The film delivers just what is expected of a second in a series of three — a proper introduction to the problems in the last piece of the trilogy, good fight scenes, exciting plot twists and a naturally confusing explanation of the Matrix itself.

In Reloaded, Neo (Keanu Reeves) is fully aware that he is The One. He knows he must fulfill his destiny of saving the human race from the machines. But while the first film presented the machines as an ever-present, yet distant threat, the second part brings the danger closer to Zion, the last human city located in the earth’s core (the only place where the Earth is still warm).

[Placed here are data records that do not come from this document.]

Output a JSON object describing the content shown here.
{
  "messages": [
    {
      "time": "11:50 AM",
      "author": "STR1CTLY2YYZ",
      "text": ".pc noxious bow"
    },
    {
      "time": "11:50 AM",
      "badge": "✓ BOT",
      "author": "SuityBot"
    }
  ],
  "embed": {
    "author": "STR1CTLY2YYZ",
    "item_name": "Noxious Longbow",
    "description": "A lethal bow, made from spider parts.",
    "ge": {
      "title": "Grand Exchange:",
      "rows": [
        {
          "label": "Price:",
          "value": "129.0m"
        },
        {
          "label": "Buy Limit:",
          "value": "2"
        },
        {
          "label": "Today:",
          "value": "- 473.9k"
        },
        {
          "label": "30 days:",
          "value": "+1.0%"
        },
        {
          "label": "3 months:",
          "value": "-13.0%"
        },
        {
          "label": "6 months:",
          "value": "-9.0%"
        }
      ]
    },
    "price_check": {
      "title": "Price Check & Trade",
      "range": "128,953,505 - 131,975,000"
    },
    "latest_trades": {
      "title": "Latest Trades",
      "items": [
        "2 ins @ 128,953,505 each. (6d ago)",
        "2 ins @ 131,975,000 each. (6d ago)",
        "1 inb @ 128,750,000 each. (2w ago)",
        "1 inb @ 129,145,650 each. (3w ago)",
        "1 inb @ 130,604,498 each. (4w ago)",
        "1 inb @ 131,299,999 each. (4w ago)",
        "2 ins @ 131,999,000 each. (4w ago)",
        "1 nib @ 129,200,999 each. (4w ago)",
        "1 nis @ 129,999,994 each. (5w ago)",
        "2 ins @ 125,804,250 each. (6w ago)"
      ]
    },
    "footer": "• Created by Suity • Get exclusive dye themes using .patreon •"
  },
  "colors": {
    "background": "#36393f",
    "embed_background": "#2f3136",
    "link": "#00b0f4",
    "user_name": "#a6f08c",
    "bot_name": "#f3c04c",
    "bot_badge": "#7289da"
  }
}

The machines are burrowing through the earth to reach Zion. Their estimated time of arrival in the city is about 72 hours — that is all the time that Neo, Trinity (Carrie-Ann Moss) and Morpheus (Laurence Fishburne) have to save Zion.

The trio, along with their trusty ship and its crew, must travel back and forth between the Matrix and the real world to save the human race. The only hope for salvation lies in Neo.

Only a few scenes have a blatant use of computer generated images. This seems to be the most offensive shortcoming of the movie, if not to count the Harry Potter/Superman-esque flying sequence in which Neo gains superhuman powers. While this phenomenon is easily explainable in the Matrix, it somehow doesn’t seem to fit to the rest of the film.

Unfortunately, the film focuses more on plot advancement and fighting instead of the philosophical concepts so important to the premise of the first film. However, that does not take anything away from the overall effect of the film.

The fighting sequences are amazing — they are nicely teased in trailers and well elongated in the film. The multiple Agent Smiths (Hugo Weaving) are a good twist, and his character ties Reloaded well with the original.

The acting is as expected — well performed and similar to the first one — with maybe the exception of Morpheus’ Hitler-like speech in Zion, which makes him a leader of all people, not just his crew.

The overall effect of The Matrix Reloaded leaves the audience longing for more and anticipating the third part, due out in November, and that is exactly what it achieves. The effect is multiplied by strategically placing a teaser trailer for the last part of the trilogy after the credits. Reloaded is fun, it’s exciting and it builds up and appetite for the final part.